Ecuador’s Noboa, the Miami-born heir to a fortune from the banana trade, travelled to Florida to meet Trump two weeks before a tight run-off election against a leftwing opponent. His government is interested in hosting US military bases and Noboa has announced a “strategic alliance” with Erik Prince, the founder of US private security contractor Blackwater and a long-standing Trump ally.

Noboa faced criticism during the campaign because his Bukele-style crackdown on crime had failed to deliver a Salvadoran-style boost to security. But “having an alliance with Trump can cover up a million sins in terms of competence”, said Christopher Sabatini, Latin America fellow at Chatham House. “It really can help, it brings real political capital to a lot of these presidents.”

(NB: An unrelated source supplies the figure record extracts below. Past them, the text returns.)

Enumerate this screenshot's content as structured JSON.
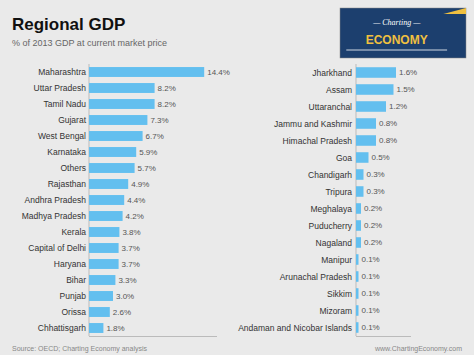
{
  "chart_data": [
    {
      "type": "bar",
      "orientation": "horizontal",
      "title": "Regional GDP",
      "subtitle": "% of 2013 GDP at current market price",
      "annotations": [
        "Source: OECD; Charting Economy analysis",
        "www.ChartingEconomy.com",
        "— Charting —",
        "ECONOMY"
      ],
      "categories": [
        "Maharashtra",
        "Uttar Pradesh",
        "Tamil Nadu",
        "Gujarat",
        "West Bengal",
        "Karnataka",
        "Others",
        "Rajasthan",
        "Andhra Pradesh",
        "Madhya Pradesh",
        "Kerala",
        "Capital of Delhi",
        "Haryana",
        "Bihar",
        "Punjab",
        "Orissa",
        "Chhattisgarh"
      ],
      "values": [
        14.4,
        8.2,
        8.2,
        7.3,
        6.7,
        5.9,
        5.7,
        4.9,
        4.4,
        4.2,
        3.8,
        3.7,
        3.7,
        3.3,
        3.0,
        2.6,
        1.8
      ],
      "value_labels": [
        "14.4%",
        "8.2%",
        "8.2%",
        "7.3%",
        "6.7%",
        "5.9%",
        "5.7%",
        "4.9%",
        "4.4%",
        "4.2%",
        "3.8%",
        "3.7%",
        "3.7%",
        "3.3%",
        "3.0%",
        "2.6%",
        "1.8%"
      ],
      "data_labels": true,
      "color": "#63BFEF",
      "xlim": [
        0,
        16
      ],
      "tick_labels": "y"
    },
    {
      "type": "bar",
      "orientation": "horizontal",
      "categories": [
        "Jharkhand",
        "Assam",
        "Uttaranchal",
        "Jammu and Kashmir",
        "Himachal Pradesh",
        "Goa",
        "Chandigarh",
        "Tripura",
        "Meghalaya",
        "Puducherry",
        "Nagaland",
        "Manipur",
        "Arunachal Pradesh",
        "Sikkim",
        "Mizoram",
        "Andaman and Nicobar Islands"
      ],
      "values": [
        1.6,
        1.5,
        1.2,
        0.8,
        0.8,
        0.5,
        0.3,
        0.3,
        0.2,
        0.2,
        0.2,
        0.1,
        0.1,
        0.1,
        0.1,
        0.1
      ],
      "value_labels": [
        "1.6%",
        "1.5%",
        "1.2%",
        "0.8%",
        "0.8%",
        "0.5%",
        "0.3%",
        "0.3%",
        "0.2%",
        "0.2%",
        "0.2%",
        "0.1%",
        "0.1%",
        "0.1%",
        "0.1%",
        "0.1%"
      ],
      "data_labels": true,
      "color": "#63BFEF",
      "xlim": [
        0,
        2.2
      ],
      "tick_labels": "y"
    }
  ]
}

There are clear limits to what the Trump-supporting trio can secure. Argentina and Ecuador want a free trade agreement with the US, but bipartisan hostility in Washington to fresh trade pacts makes that unlikely.
No close Trump ally has so far secured exemption from the 10 per cent “baseline” tariffs imposed by the president.
Still, while close ties to Trump may be toxic in Europe, Latin America’s proximity to the US and its polarised left-right politics mean the US president is viewed more favourably there than in much of the world.
An Ipsos global poll this month showed that 76 per cent of Peruvians believe the US will have a positive influence on the world, the highest in any of the 29 nations polled. Argentina (63 per cent) and Brazil (61 per cent) were not far behind.
The leftwing leaders of Latin America’s two biggest nations, Brazil and Mexico, have both been careful to avoid open conflict with Trump after seeing the devastating economic and visa sanctions briefly clamped on Colombia in January, when its leftwing President Gustavo Petro refused to accept military deportation flights from Washington. He rapidly backed down.
No leader wants to be placed in the category that one senior Trump administration official calls the “really bad guys” in the hemisphere — the revolutionary socialist governments of Cuba, Venezuela and Nicaragua.
But perhaps the biggest risk for the Trump-supporting trio of Latin American presidents is a change in the political winds in Washington.
“It’s always a risk, to align yourselves too closely with one party or the other in Washington,” said Farnsworth. “Because inevitably, the politics will shift and then you find yourself frozen out.”